Peter Keogh (pictured), who was diagnosed aged 15, has received the Kellion Award from Diabetes NSW and ACT for maintaining a healthy lifestyle for more than six decades.
Every year a Kellion Award is presented to someone who has lived with type 1 diabetes or type 2 diabetes for more than 50 years.
The 75-year-old attributes keeping on top of his health to his love of golf. Speaking to the Australian Daily Telegraph, he said: “I play golf twice a week at Windsor Country Club and also go to the gym. I still remember the day I was told I had diabetes because it was during the 1956 Melbourne Olympics.

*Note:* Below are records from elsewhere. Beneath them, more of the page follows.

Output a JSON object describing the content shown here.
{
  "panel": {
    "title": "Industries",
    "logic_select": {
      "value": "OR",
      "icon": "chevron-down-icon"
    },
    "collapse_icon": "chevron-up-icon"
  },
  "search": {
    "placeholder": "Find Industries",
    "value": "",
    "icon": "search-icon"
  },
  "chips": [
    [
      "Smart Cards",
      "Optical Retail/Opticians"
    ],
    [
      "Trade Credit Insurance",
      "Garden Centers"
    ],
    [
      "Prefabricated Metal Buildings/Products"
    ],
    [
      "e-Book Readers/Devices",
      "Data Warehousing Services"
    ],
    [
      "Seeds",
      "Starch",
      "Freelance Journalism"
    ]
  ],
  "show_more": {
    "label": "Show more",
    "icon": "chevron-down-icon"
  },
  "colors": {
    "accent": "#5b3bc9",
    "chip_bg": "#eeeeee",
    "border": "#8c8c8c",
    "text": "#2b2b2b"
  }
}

“Only three of us received the Kellion Award and it’s special for me because it means you have beaten diabetes for 60 years. That’s why it’s a called a victory over diabetes.”
Sport has always played a large part in Mr Keogh’s life as he represented Australia in Darwin’s World Masters squash championship. But it is not just exercise that helps him control his diabetes.
Mr Keogh said: “I am very careful with my diet too as you have to be with diabetes. I take insulin injections four times a day but no tablets. I have never smoked. My advice to those with diabetes is to keep active, exercise regularly and watch your diet.”
The award was named after Claude Kellio, who founded the Kellion Diabetes Foundation following the death of his son who died from diabetes. Money raised through the organisation goes towards diabetes research.